Han Xikun, Hu Zunsong, Chen Jing, Huang Jianfeng, Huang Chen, Liu Fangchao, Gu Charles, Yang Xueli, Hixson James E, Lu Xiangfeng, Wang Laiyuan, Liu De-Pei, He Jiang, Chen Shufeng, Gu Dongfeng
Department of Epidemiology, State Key Laboratory of Cardiovascular Disease, Fuwai Hospital, National Center for Cardiovascular Diseases, Chinese Academy of Medical Sciences and Peking Union Medical College, Beijing, China.
Department of Epidemiology, Tulane University School of Public Health and Tropical Medicine, New Orleans, Los Angeles, USA.
Am J Hypertens. 2017 Apr 1;30(4):427-434. doi: 10.1093/ajh/hpw200.
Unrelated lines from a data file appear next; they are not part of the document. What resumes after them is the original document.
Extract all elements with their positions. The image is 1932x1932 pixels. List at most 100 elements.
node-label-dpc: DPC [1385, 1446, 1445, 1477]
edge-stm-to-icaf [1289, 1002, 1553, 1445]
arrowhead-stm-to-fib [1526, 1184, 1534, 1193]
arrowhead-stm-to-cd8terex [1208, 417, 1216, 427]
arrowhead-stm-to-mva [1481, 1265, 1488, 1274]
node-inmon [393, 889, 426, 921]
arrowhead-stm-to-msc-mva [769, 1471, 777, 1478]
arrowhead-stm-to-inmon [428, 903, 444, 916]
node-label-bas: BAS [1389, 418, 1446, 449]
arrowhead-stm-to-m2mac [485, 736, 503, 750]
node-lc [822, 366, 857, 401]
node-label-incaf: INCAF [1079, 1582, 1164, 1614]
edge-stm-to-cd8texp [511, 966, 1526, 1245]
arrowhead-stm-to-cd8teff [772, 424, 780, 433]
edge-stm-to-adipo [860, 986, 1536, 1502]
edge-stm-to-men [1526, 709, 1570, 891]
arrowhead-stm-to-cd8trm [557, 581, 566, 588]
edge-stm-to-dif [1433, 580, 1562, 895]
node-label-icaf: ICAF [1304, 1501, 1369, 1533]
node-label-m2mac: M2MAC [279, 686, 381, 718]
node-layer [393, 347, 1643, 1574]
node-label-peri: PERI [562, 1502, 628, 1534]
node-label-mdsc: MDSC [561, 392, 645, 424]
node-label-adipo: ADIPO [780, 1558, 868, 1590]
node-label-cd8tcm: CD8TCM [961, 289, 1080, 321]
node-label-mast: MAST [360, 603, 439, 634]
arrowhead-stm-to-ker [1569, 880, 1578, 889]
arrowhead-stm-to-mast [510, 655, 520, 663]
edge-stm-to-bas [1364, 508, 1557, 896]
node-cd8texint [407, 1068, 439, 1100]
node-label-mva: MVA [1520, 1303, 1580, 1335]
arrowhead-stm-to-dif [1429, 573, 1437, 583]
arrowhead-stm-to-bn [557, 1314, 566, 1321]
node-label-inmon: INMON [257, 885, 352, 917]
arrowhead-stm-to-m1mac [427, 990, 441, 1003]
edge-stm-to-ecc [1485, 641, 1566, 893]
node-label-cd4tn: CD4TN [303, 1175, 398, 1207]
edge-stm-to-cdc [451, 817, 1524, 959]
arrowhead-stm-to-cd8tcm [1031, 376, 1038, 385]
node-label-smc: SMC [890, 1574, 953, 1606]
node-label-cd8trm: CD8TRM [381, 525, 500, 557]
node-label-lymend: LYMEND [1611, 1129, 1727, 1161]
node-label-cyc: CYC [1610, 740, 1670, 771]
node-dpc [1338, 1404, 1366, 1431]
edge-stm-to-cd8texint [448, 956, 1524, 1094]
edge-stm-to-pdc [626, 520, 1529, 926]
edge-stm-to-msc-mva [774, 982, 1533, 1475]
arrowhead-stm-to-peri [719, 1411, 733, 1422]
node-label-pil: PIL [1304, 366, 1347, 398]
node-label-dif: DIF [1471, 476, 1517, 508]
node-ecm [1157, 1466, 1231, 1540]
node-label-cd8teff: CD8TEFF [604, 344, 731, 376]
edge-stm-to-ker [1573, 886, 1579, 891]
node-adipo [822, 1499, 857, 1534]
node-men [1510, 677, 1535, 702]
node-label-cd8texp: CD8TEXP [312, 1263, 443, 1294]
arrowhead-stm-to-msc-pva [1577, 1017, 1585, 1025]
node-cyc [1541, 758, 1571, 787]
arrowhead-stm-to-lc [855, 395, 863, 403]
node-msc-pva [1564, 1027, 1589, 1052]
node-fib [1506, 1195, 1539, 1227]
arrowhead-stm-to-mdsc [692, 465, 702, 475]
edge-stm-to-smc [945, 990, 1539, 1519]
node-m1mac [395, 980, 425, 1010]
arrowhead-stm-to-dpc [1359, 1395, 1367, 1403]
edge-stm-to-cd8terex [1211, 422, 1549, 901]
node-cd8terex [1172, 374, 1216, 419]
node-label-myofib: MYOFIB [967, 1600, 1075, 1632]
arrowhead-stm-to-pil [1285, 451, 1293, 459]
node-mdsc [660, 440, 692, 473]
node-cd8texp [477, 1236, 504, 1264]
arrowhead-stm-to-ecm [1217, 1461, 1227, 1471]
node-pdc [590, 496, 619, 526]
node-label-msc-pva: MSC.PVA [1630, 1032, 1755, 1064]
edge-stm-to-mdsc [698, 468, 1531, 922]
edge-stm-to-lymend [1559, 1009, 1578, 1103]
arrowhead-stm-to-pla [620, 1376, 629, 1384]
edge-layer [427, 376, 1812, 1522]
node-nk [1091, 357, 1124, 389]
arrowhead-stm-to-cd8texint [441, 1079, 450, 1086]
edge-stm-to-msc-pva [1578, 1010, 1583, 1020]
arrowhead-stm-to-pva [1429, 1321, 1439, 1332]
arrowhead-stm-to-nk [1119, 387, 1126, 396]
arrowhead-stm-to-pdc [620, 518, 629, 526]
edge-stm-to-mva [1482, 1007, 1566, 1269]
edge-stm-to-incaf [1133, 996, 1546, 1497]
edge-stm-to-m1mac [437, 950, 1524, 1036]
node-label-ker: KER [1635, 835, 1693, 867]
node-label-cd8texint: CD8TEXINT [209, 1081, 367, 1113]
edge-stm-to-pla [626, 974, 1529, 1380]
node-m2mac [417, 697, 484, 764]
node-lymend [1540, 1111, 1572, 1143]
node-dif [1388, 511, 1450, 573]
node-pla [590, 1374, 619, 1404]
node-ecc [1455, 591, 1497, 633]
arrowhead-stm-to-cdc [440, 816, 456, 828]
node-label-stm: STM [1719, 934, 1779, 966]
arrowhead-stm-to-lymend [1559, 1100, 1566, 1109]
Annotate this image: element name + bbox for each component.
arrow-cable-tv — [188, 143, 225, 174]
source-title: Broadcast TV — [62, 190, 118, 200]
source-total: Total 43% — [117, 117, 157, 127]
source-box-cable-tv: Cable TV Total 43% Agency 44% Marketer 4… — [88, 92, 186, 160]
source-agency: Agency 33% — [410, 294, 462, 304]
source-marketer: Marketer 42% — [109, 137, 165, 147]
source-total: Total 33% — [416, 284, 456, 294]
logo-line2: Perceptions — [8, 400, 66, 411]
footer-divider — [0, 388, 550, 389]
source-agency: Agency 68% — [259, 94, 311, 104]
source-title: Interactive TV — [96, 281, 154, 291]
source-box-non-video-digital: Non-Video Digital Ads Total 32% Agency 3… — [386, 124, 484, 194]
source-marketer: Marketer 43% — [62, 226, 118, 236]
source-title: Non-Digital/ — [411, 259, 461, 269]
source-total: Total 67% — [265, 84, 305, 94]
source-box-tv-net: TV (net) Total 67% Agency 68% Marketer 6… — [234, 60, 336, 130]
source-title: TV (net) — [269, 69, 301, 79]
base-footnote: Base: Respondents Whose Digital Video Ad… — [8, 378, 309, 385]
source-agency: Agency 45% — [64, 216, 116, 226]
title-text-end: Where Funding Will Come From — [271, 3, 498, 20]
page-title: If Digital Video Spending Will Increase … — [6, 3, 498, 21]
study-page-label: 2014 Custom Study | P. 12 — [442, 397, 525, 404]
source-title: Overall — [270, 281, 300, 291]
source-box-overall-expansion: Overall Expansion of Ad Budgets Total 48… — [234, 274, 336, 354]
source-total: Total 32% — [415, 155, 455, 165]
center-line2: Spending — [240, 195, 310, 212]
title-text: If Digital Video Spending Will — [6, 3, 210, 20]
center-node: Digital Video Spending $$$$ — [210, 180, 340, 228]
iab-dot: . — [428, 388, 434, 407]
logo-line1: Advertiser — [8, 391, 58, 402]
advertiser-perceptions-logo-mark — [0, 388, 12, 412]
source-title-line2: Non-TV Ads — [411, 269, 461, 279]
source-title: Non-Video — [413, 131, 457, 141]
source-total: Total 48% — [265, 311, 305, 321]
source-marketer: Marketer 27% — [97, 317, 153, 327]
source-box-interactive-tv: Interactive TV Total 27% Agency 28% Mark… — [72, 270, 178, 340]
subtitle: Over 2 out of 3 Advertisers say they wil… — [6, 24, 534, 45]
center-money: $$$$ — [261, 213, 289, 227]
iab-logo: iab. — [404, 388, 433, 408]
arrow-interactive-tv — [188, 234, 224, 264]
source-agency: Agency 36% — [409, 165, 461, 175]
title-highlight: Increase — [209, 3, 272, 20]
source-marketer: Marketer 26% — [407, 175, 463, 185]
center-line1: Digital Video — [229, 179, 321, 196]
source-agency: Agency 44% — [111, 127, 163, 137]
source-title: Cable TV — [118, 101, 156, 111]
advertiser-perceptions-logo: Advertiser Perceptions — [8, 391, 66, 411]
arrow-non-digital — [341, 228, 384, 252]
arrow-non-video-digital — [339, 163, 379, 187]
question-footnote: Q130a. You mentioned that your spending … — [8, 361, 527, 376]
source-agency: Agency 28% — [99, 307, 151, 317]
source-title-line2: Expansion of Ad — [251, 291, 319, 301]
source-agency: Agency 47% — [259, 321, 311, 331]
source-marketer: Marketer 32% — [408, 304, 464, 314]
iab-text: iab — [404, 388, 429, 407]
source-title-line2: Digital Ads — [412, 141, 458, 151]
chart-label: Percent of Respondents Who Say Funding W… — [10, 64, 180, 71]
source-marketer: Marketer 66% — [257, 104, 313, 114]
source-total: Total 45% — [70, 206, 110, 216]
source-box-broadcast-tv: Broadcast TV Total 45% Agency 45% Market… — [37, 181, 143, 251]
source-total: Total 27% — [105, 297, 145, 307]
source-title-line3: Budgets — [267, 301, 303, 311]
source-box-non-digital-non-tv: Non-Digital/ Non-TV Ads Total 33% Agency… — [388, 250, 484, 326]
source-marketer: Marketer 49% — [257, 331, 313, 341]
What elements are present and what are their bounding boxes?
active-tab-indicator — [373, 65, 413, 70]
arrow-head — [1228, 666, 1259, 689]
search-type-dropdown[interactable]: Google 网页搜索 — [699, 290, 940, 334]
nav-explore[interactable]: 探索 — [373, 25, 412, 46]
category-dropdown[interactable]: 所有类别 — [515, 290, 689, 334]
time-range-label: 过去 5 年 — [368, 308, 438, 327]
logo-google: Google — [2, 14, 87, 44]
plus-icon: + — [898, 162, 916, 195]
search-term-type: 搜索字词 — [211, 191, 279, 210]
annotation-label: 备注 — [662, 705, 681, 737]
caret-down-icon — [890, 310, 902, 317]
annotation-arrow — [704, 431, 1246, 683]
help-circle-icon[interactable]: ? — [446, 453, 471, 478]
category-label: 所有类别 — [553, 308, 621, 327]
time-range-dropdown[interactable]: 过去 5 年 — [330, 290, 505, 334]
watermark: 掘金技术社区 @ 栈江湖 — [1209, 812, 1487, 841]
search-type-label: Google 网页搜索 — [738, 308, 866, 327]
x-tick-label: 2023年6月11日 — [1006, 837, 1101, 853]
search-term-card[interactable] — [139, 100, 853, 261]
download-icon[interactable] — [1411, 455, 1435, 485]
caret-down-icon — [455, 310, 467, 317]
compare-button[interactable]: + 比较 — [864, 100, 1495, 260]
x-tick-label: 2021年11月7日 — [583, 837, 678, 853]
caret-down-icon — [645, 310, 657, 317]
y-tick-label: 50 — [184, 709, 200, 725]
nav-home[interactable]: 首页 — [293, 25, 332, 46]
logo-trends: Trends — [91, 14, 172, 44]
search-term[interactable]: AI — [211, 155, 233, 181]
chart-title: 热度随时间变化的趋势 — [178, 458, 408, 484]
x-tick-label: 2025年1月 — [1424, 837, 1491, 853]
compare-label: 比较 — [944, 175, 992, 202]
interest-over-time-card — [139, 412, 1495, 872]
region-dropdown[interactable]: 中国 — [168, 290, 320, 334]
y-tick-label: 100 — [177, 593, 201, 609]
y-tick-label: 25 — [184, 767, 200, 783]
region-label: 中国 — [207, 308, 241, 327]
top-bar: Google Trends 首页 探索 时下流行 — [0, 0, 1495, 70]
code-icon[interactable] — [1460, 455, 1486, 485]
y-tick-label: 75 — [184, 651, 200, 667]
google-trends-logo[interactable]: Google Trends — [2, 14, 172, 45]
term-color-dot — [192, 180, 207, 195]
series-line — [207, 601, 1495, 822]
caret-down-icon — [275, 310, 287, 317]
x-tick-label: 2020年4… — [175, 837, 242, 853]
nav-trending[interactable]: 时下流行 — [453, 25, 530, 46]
The aim of this study was to comprehensively test the associations of genetic variants of nicotinamide adenine dinucleotide phosphate (NADPH) oxidase-related genes with blood pressure (BP) responses to dietary sodium intervention in a Chinese population.
We conducted a 7-day low-sodium intervention followed by a 7-day high-sodium intervention among 1,906 participants in rural China. BP measurements were obtained at baseline and each dietary intervention using a random-zero sphygmomanometer. Linear mixed-effect models were used to assess the additive associations of 63 tag single-nucleotide polymorphisms in 11 NADPH oxidase-related genes with BP responses to dietary sodium intervention. Gene-based analyses were conducted using the truncated product method. The Bonferroni method was used to adjust for multiple testing in all analyses.
Systolic BP (SBP) response to high-sodium intervention significantly decreased with the number of minor T allele of marker rs6967221 in RAC1 (P = 4.51 × 10-4). SBP responses (95% confidence interval) for genotypes CC, CT, and TT were 5.03 (4.71, 5.36), 4.20 (3.54, 4.85), and 0.56 (-1.08, 2.20) mm Hg, respectively, during the high-sodium intervention. Gene-based analyses revealed that RAC1 was significantly associated with SBP response to high-sodium intervention (P = 1.00 × 10-6) and diastolic BP response to low-sodium intervention (P = 9.80 × 10-4).
These findings suggested that genetic variants of NADPH oxidase-related genes may contribute to the variation of BP responses to sodium intervention in Chinese population. Further replication of these findings is warranted.
本研究旨在全面测试烟酰胺腺嘌呤二核苷酸磷酸(NADPH)氧化酶相关基因的遗传变异与中国人群饮食钠干预血压(BP)反应之间的关联。
我们在中国农村的1906名参与者中进行了为期7天的低钠干预,随后进行了为期7天的高钠干预。使用随机零血压计在基线和每次饮食干预时测量血压。线性混合效应模型用于评估11个NADPH氧化酶相关基因中63个标签单核苷酸多态性与饮食钠干预血压反应的加性关联。使用截短产物法进行基于基因的分析。在所有分析中使用Bonferroni方法调整多重检验。
收缩压(SBP)对高钠干预的反应随着RAC1中标记rs6967221的次要T等位基因数量的增加而显著降低(P = 4.51×10-4)。在高钠干预期间,基因型CC、CT和TT的SBP反应(95%置信区间)分别为5.03(4.71, 5.36)、4.20(3.54, 4.85)和0.56(-1.08, 2.20)mmHg。基于基因的分析显示,RAC1与高钠干预的SBP反应(P = 1.00×10-6)和低钠干预的舒张压反应(P = 9.80×10-4)显著相关。
这些发现表明,NADPH氧化酶相关基因的遗传变异可能导致中国人群钠干预血压反应的差异。这些发现值得进一步重复验证。